Inizialmente, l'Ucraina intendeva colpire il cacciatorpediniere russo Admiral Essen, ma il sistema di guerra elettronica della nave ha sventato l'attacco, ha dichiarato Neizhpapa. L'Admiral Essen ha riportato solo danni lievi e diversi marinai sono rimasti feriti.

"Ciononostante, la Russia non credeva ancora veramente che avessimo i missili Neptune", ha affermato Neizhpapa, aggiungendo che la nave ammiraglia Moskva fu in seguito presa di mira dal missile di produzione nazionale.

Oltre a Odessa, l'Ucraina ha sviluppato rotte commerciali anche con i porti lungo il Danubio, il confine naturale tra Ucraina e Romania. Negli ultimi mesi, secondo quanto riferito da funzionari ucraini, tre porti – Izmail, Reni e Kiliya – sono stati ripetutamente attaccati da droni russi.

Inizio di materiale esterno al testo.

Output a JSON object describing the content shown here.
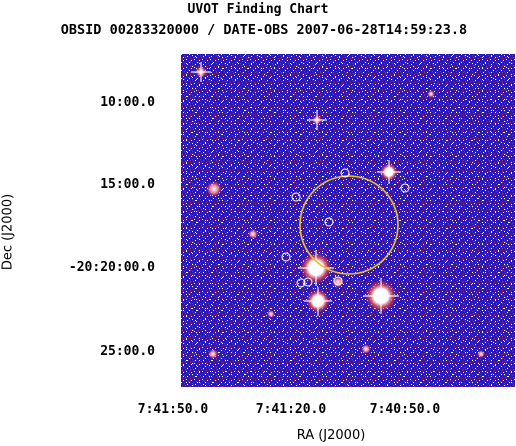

Posizione di Odessa e del Mar Nero. Grafica: WP

Posizione di Odessa e del Mar Nero. Grafica: WP

Tuttavia, i porti sul Danubio continuano a essere operativi. Ad agosto, i porti del Danubio hanno movimentato 3,2 milioni di tonnellate di cereali. Nel frattempo, i porti di Odessa esportavano circa 4,2 milioni di tonnellate al mese quando era in vigore l'accordo sul grano del Mar Nero.

Il trasporto fluviale è adatto solo a navi di stazza inferiore a 10.000 tonnellate, molto più piccole delle navi mercantili che attraccano al porto di Odessa. Ciò si traduce in volumi di carico inferiori ma costi più elevati.

"I costi logistici si mangiano tutto il profitto", ha affermato Borys Yureskul, un agricoltore ucraino.

Per questo motivo, la ripresa delle attività nel porto di Odessa è una priorità assoluta per l'Ucraina. I funzionari di Kiev affermano di non poter garantire la sicurezza al 100% delle navi mercantili dagli attacchi russi, ma stanno negoziando con gli armatori per aumentare il numero di navi che attraccano al porto.

"Garantiremo la loro sicurezza a tutti i costi", ha dichiarato Neizhpapa.